The immune system: To get ready for life outside the womb, Your Child is building up their immune system by taking up some antibodies from you. It is believed that a baby’s immune system does better in an environment both mother and child are acclimated to. So, after birth, the safest place for Your Child is your home.

Head down position: By this time, most babies have started adopting the head-down position, which is easier for a natural delivery. If Your Child doesn’t turn around, you are up for a breech birth, a situation where the baby is born bottom first instead of the head. Around 3–5% of pregnant women at term (37–40 weeks pregnant) have a breech baby, and most of them are born by a cesarean section because it is seen as safer than being born vaginally.

Vision: Although the eyes are still maturing, they’re already in place. At the moment, vision is still poor, but Your Child may be able to open eyes. Vision will keep improving while in the womb, and the improvement will soon speed up, reaching a stage where Your Child will be able to observe horizontally and vertically moving objects in the next couple of weeks.

Red blood cell formation: By the end of this week, bone marrow, a spongy substance inside the bone, is now mature enough to become a major site for the production of red blood cells, white blood cells, and platelet. Red blood cells help carry oxygen; white blood cells help against infection, while platelets help with blood clotting and prevent severe bleeding when Your Child gets insured.

Your development
With the growing belly and the urge to pee more often, it will be increasingly more difficult for you to have undisrupted sleep. The more you wake up, the more dreams you might have, and the clearer you remember them. Combined with stress or anxiety, those vivid dreams can be quite scary. 

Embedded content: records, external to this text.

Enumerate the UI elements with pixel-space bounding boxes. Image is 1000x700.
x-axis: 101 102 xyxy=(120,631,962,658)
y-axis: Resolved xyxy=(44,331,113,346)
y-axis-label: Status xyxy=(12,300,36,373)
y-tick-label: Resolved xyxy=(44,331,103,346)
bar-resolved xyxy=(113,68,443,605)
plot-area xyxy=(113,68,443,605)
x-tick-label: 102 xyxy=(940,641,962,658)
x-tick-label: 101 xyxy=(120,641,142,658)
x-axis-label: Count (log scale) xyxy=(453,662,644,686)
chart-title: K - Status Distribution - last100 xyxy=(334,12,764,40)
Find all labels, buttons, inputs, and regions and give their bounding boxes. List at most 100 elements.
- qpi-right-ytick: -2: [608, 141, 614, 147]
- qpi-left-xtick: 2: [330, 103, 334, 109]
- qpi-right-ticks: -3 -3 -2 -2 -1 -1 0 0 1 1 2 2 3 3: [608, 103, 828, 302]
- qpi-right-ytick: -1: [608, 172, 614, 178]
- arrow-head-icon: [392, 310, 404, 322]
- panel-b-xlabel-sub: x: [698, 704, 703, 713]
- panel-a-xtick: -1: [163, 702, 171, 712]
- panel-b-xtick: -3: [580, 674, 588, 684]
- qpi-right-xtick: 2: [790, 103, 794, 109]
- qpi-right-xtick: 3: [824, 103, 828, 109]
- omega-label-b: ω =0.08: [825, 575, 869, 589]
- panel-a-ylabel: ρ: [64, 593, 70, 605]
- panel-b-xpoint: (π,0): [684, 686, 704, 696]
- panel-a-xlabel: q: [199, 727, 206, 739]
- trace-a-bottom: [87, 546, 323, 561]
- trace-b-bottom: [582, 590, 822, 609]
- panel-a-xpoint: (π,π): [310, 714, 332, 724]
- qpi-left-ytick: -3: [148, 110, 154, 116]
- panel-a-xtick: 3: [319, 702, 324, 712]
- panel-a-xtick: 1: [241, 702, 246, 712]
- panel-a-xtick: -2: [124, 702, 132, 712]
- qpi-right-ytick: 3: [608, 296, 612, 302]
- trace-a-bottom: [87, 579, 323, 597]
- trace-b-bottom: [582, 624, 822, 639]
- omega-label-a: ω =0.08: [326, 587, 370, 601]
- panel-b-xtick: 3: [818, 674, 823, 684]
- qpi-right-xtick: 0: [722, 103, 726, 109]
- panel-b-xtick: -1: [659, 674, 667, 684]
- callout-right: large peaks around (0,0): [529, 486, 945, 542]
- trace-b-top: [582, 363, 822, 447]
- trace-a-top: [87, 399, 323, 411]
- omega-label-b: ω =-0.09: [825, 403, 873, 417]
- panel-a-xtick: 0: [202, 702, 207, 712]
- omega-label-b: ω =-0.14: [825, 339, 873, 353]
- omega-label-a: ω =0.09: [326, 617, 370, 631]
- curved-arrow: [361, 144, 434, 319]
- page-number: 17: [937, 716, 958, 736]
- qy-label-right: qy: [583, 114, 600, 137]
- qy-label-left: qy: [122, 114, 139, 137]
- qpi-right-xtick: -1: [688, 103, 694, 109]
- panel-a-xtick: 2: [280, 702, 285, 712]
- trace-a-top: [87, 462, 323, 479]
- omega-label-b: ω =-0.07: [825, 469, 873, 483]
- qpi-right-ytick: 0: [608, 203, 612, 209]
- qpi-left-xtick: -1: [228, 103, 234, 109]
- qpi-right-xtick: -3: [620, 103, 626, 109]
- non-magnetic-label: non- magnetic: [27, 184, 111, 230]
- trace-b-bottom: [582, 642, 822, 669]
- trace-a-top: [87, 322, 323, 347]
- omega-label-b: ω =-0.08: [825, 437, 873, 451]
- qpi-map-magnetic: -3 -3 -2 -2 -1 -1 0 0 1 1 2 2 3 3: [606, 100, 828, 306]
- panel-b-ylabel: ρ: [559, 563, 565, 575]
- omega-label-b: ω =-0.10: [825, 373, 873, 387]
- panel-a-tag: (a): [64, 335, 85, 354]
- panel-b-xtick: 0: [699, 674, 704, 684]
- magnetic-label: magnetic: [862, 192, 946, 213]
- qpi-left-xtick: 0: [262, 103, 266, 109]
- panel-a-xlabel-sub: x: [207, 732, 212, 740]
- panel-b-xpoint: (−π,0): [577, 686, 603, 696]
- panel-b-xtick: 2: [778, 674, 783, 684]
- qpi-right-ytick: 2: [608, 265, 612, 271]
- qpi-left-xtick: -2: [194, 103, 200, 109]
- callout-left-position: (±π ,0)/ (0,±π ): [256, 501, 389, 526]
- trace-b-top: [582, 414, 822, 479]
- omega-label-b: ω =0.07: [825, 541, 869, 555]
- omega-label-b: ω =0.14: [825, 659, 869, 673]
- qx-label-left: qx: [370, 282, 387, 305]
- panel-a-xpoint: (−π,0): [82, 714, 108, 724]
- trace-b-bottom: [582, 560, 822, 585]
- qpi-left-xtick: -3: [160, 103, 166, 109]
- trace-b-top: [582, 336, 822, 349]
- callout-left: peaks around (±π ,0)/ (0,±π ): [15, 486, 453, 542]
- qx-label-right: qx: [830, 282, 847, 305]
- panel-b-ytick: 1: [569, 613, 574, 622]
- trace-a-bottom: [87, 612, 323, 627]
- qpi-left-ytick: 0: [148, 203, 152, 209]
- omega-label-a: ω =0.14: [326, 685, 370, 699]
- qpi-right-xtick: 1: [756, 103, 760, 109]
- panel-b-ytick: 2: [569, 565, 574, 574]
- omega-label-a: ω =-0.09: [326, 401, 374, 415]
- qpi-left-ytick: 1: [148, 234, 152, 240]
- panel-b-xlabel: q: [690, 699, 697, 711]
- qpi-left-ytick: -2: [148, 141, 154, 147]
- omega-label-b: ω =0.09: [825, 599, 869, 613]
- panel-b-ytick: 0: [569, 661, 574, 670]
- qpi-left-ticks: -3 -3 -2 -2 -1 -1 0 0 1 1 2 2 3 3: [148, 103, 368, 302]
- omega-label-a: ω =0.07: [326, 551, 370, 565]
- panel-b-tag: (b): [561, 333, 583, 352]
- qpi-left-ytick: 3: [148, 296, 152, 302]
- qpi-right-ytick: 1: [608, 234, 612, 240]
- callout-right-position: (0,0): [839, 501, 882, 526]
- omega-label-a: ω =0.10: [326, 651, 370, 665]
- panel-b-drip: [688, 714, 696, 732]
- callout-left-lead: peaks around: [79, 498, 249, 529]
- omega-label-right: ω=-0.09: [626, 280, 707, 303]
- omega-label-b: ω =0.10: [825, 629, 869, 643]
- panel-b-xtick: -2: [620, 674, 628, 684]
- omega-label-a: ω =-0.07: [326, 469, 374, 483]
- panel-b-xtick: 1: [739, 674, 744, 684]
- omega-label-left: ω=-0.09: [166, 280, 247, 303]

Talk with your partner or doctor about your dreams to relieve some of your anxiety.

What to do now
With the delivery day approaching, you might want to read and learn more about early child development, or how Your Child and other children develop body and mind holistically. One topic that you might come across is the critical period for brain development.

The critical period for brain development: Your Child’s earliest experiences, especially during the first three years of life, build the foundation for lifelong learning, behavior, and health. During this critical period, Your Child’s brain gains more than a million neural connections every second. 

You can help strengthen these neural connections by interacting back and forth with Your Child, a process known as “serve and return”. So, whenever your baby babbles, gestures, or cries, respond with eye contact, words, smile, or a hug.